校门口被堵得水泄不通,都是来送孩子的私家车。汽车慢悠悠地行驶,车灯在熹微中闪耀,宛若熬夜后通红的眼。银色的伸缩门彻底敞开,学生们穿校服、背书包,系着红领巾或绿领巾,河水般奔涌进校园。
冬忍和楚有情都没见过这阵仗,她们手拉手抵达大门,差点被蜂拥的人挤散,后背急得直冒汗。
旁边的家长都在嘱咐孩子,嘴里念叨着小名或“宝贝”,还不忘将水瓶递过去。
楚有情只能将女孩送到门口,唤道:“宝宝,放学后在这里等妈妈!”
冬忍应了一声,挥手朝其作别,便如无助的水滴,被旁人裹挟进门。许久后,她踏进教学楼内,终于摆脱了人群,才有机会喘口气,逐渐缓过劲儿来。
待焦灼结束,她忽然意识到,楚有情刚才没喊自己名字。
某种奇妙又柔软的情绪充盈她的心间,温暖她顶着凛风到校后僵硬的身躯。
对方下意识叫的是“宝宝”,跟门口的寻常父母一样。
教学楼在昏暗中亮起,一扇扇窗户如方格子,灯火辉煌。
三年级三班,教室后的板报焕然一新,头顶白炽灯亮得不像话。
今日的第一节课就是英语。
同学们端坐课桌前,尽是一些陌生面孔。他们好奇地回头,打量起转学生,等候二人的英文自我介绍。
“My name is Chu Dongren.”
英语老师衣着淡雅,她站在讲台之上,微笑着询问女孩:“Where are you from?”
众目睽睽之下,冬忍全神贯注地捕捉问句中的单词,心脏都要跳出来,故作镇静道:“I come from Yunnan.”
一问一答间,她觉得屋内暖气太热,致使两颊都快烧起来。
英语老师循循善诱:“What kind of place is Yunnan?”
冬忍根本没听全句子,单纯捉住最后的词。倘若不是陈释骢提前押题,给她备了课上的自我介绍,她早像入学考试般被打蒙了。

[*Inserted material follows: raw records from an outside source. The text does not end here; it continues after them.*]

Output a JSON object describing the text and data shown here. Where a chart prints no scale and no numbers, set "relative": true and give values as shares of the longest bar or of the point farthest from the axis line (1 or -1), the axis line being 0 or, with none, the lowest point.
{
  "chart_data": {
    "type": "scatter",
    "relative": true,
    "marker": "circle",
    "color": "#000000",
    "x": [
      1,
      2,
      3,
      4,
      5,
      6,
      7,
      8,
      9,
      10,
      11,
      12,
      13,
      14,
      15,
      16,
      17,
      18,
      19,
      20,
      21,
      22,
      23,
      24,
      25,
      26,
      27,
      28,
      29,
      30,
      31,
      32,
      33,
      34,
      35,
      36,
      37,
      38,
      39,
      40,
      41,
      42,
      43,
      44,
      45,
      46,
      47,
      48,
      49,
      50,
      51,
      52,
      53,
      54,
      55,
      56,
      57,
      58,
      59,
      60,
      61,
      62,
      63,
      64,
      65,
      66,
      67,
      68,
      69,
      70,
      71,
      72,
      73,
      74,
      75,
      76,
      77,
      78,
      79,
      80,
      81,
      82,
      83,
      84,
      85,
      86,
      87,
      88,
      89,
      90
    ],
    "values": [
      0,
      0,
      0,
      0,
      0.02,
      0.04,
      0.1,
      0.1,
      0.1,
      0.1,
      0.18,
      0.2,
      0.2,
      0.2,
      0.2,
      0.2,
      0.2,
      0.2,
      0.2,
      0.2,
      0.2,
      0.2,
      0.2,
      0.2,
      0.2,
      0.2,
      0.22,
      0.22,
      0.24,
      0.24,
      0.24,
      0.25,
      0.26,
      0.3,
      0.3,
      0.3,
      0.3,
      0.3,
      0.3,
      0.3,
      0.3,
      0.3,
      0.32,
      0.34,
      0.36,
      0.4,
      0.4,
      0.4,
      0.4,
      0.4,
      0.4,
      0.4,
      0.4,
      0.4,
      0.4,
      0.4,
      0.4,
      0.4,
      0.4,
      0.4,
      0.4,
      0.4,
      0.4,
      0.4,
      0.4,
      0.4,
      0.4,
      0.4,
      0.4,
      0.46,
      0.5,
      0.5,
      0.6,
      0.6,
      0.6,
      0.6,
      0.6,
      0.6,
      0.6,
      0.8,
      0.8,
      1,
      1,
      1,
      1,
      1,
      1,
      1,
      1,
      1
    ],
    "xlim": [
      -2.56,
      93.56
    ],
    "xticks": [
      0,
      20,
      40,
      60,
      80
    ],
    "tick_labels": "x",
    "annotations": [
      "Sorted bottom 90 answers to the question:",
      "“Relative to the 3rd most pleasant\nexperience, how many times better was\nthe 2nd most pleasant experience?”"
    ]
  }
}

她嗫嚅起来,干脆赌一把,硬着头皮道:“Warm and beautiful.”
“Thank you.”老师笑着眯眼,示意起另一人,“Next,please.”
下一秒,冬忍如释重负地坐下,旁边的齐浩柏站起来。
她已无心听身边人的自我介绍,额头和手心都闷出汗水,不能说“warm”,简直是“hot”了。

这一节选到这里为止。